I was listening to a discussion about a study titled “Bullshitters. Who Are They and What Do We Know about Their Lives?”. Most of the other coverage of the study has been around which groups of people were shown to be either more or less truthful while merely describing the method of actually finding the information out. The discussion on the weeds podcast actually discussed the method of the study and some of its weaknesses. This then got me thinking a bit further.
‘Bullshitters’ are individuals who claim knowledge or expertise in an area where they actually have little experience or skill.
The study made use of the PISA test, a standardised test taken by teenagers from many countries around the world. The researchers focused on just over 40,000 teenagers from different english speaking countries. While the main test focused on testing mathematical abilities, students were also given a background questionnaire to fill in, one of the questions was:
Thinking about mathematical concepts: how familiar are you with the following terms?
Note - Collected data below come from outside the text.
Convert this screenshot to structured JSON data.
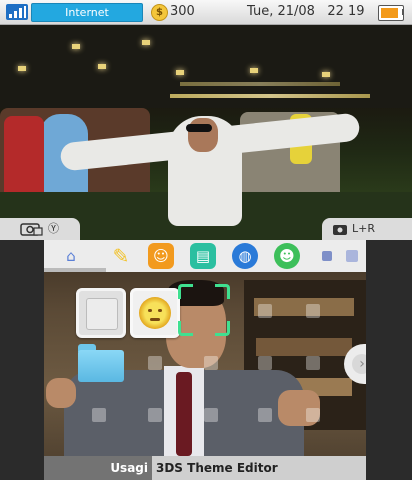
{
  "status_bar": {
    "network": "Internet",
    "coins": "300",
    "coin_glyph": "$",
    "datetime": "Tue, 21/08   22 19",
    "battery_color": "#f39a1a"
  },
  "top_screen": {
    "camera_hint_left": "Ⓨ",
    "camera_hint_right": "L+R"
  },
  "tabs": [
    {
      "icon": "home-settings-icon",
      "glyph": "⌂",
      "color": "#5a7fd6"
    },
    {
      "icon": "pencil-icon",
      "glyph": "✎",
      "color": "#f2c22a"
    },
    {
      "icon": "miiverse-icon",
      "glyph": "☺",
      "color": "#f29a1e"
    },
    {
      "icon": "notifications-icon",
      "glyph": "▤",
      "color": "#2bbfa0"
    },
    {
      "icon": "browser-icon",
      "glyph": "◍",
      "color": "#2a7ad8"
    },
    {
      "icon": "friends-icon",
      "glyph": "☻",
      "color": "#3dbf5a"
    }
  ],
  "home_menu": {
    "user": "Usagi",
    "theme": "3DS Theme Editor",
    "arrow_glyph": "›"
  }
}
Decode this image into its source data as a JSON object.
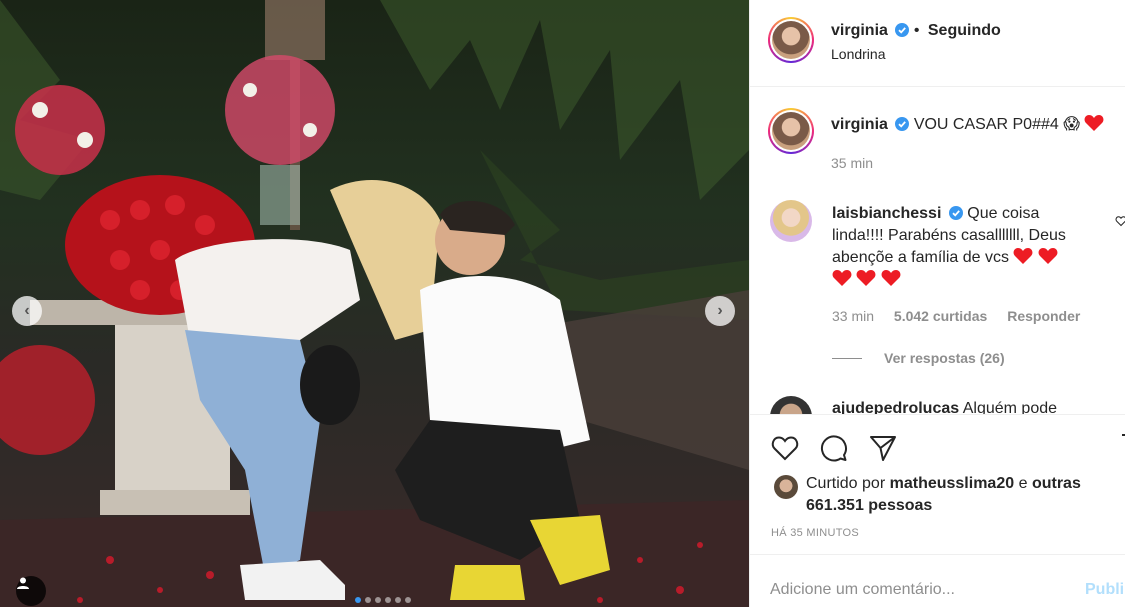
{
  "post": {
    "photo_alt": "",
    "carousel": {
      "count": 6,
      "active_index": 0
    }
  },
  "header": {
    "username": "virginia",
    "separator": "•",
    "follow_status": "Seguindo",
    "location": "Londrina"
  },
  "caption": {
    "username": "virginia",
    "text": "VOU CASAR P0##4",
    "emoji": "😱",
    "time": "35 min"
  },
  "comments": [
    {
      "username": "laisbianchessi",
      "text": "Que coisa linda!!!! Parabéns casalllllll, Deus abençõe a família de vcs",
      "time": "33 min",
      "likes": "5.042 curtidas",
      "reply_label": "Responder",
      "replies_label": "Ver respostas (26)"
    },
    {
      "username": "ajudepedrolucas",
      "text": "Alguém pode"
    }
  ],
  "likes": {
    "prefix": "Curtido por",
    "user": "matheusslima20",
    "conj": "e",
    "others": "outras 661.351 pessoas"
  },
  "timeago": "HÁ 35 MINUTOS",
  "add_comment": {
    "placeholder": "Adicione um comentário...",
    "post_label": "Publi"
  },
  "colors": {
    "verified": "#3897f0",
    "heart": "#ed4956",
    "post_button": "#b2dffc",
    "muted": "#8e8e8e"
  }
}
This was followed by a list of 16 mathematical terms. The trick was that three of them were made up. The researchers determined the bullshitters by looking at which students rated themselves as familiar with the subjects that didn’t exist.
Would you lie in an exam?
As it was pointed out in the podcast, an exam environment is a very specific and odd situation. During an exam situation, I think I would find myself more bullish and confident, even if it is misplaced.
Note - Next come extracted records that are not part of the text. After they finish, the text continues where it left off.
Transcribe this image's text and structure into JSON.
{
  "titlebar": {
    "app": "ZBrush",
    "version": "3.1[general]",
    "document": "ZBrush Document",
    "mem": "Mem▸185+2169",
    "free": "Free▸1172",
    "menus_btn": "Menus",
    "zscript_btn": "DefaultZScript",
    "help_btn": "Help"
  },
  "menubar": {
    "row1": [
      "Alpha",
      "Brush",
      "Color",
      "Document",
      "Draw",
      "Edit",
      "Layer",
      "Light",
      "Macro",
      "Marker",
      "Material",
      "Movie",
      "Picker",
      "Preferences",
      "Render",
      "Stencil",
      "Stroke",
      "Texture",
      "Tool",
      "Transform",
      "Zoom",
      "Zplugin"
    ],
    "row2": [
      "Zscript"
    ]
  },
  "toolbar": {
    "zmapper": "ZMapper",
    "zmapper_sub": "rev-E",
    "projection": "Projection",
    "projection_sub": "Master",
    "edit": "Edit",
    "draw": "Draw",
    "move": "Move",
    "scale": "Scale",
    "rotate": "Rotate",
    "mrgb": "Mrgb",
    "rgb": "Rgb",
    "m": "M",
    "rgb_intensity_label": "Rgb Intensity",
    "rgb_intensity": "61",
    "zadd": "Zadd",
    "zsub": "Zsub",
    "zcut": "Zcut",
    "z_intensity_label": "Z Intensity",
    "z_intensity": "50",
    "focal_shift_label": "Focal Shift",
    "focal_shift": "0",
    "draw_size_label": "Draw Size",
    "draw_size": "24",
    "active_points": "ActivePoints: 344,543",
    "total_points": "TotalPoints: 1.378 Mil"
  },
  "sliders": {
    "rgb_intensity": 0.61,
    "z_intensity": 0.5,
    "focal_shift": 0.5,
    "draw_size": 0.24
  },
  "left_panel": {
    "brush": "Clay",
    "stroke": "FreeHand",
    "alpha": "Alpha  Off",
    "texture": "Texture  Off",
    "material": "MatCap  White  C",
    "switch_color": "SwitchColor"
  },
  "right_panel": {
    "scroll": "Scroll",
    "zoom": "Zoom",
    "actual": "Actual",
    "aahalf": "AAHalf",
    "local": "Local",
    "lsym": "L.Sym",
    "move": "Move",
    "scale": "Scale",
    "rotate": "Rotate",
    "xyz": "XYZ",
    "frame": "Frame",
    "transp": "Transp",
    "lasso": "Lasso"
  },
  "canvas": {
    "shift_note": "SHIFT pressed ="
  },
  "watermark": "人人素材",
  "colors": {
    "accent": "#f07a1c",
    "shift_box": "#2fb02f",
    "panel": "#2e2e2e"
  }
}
In most exams, there is no downside to getting something wrong rather than stating ‘I don’t know’. If you don’t know something, but have a guess, you might get lucky and get some points. The worst case is that you get no points which is the same as not answering at all. From a game theory perspective, you really ought to answer.
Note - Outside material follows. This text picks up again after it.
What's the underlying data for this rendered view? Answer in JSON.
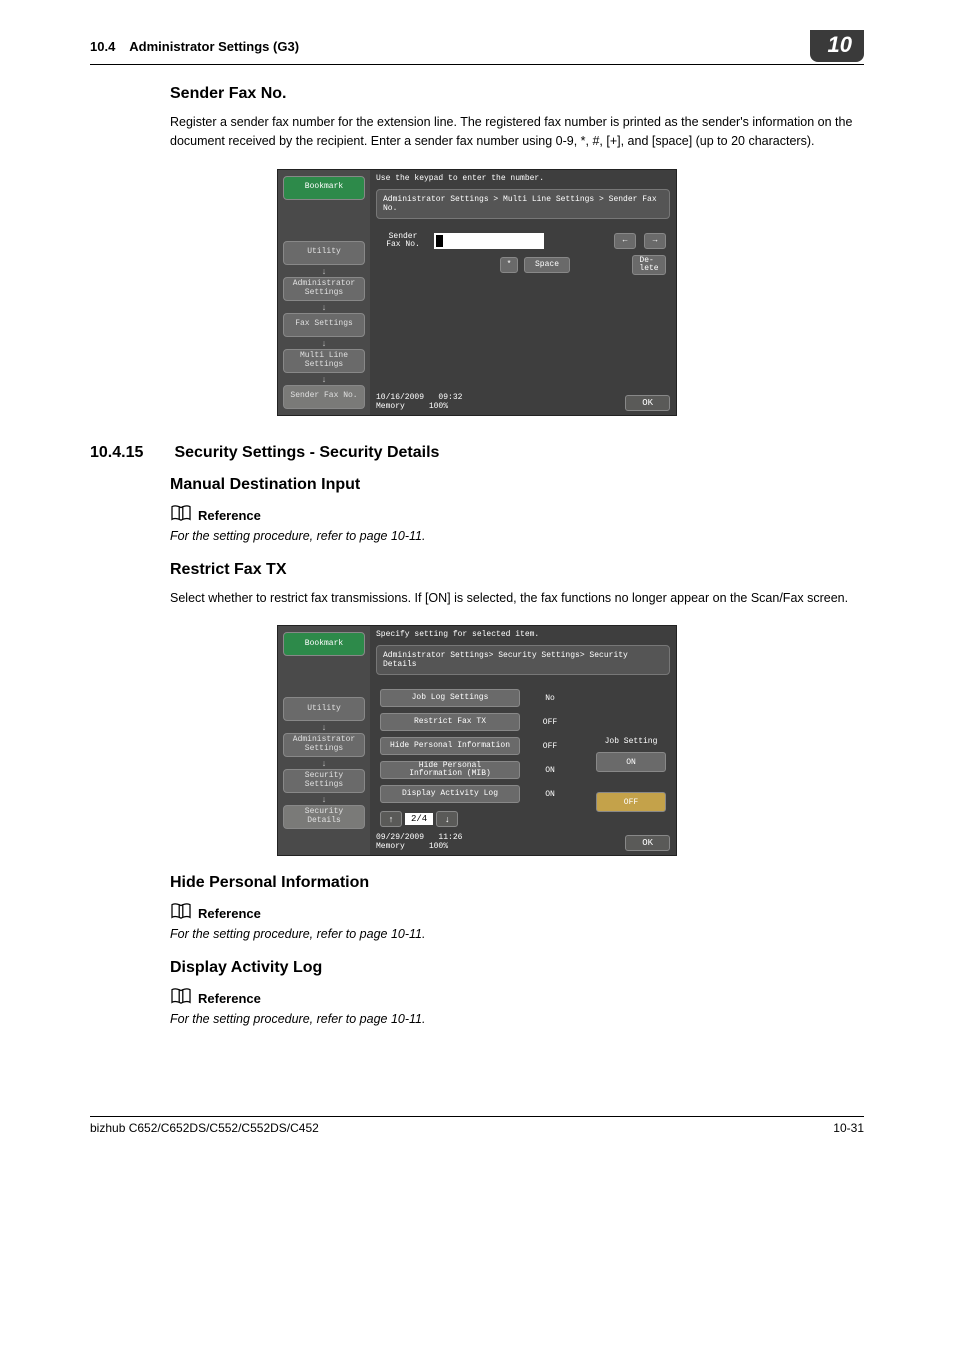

I have used this technique in many exams over the years and even did so last year at work. One of our vendors provided our team with a 40 minute online test to help determine which training courses would be useful1. It was a multiple choice test with five answers per question. Critically one of them was “Don’t know/not applicable to my role”. I made the assumption that I wasn’t going to get any points for selecting that option, I may as well take a punt at one of the others. Worst case is that I am back where I started. And it worked. I did pretty well in the test, even though one of the areas, if you asked me directly, I would say I had no experience with it. The biggest failure was the test itself.
But exams are not like real life
If I select the wrong box in an exam, there is no harm. If I select the wrong option as an engineer… well, there are consequences to that. And this goes for many other professions as well. You don’t want doctors, lawyers, journalists or any professional just taking a guess. If they don’t know, you want them to say so and go speak to someone who does. That is pretty much the definition of being competent.
A more useful exam style
Perhaps we should shift our exam styles to include the downside for getting things wrong. And I am not even talking about equal reward/penalties. If you get something wrong in the real world, it is often much worse than the reward for getting it correct. So I could see an exam question worth 5 marks for a correct answer, 0 for writing ‘don’t know’ and -20 for a (dangerously) wrong answer.
I suspect the grade bands would need to get altered to accommodate such a system. There are probably many other consequences I haven’t considered. But I think it is something we ought to think more about.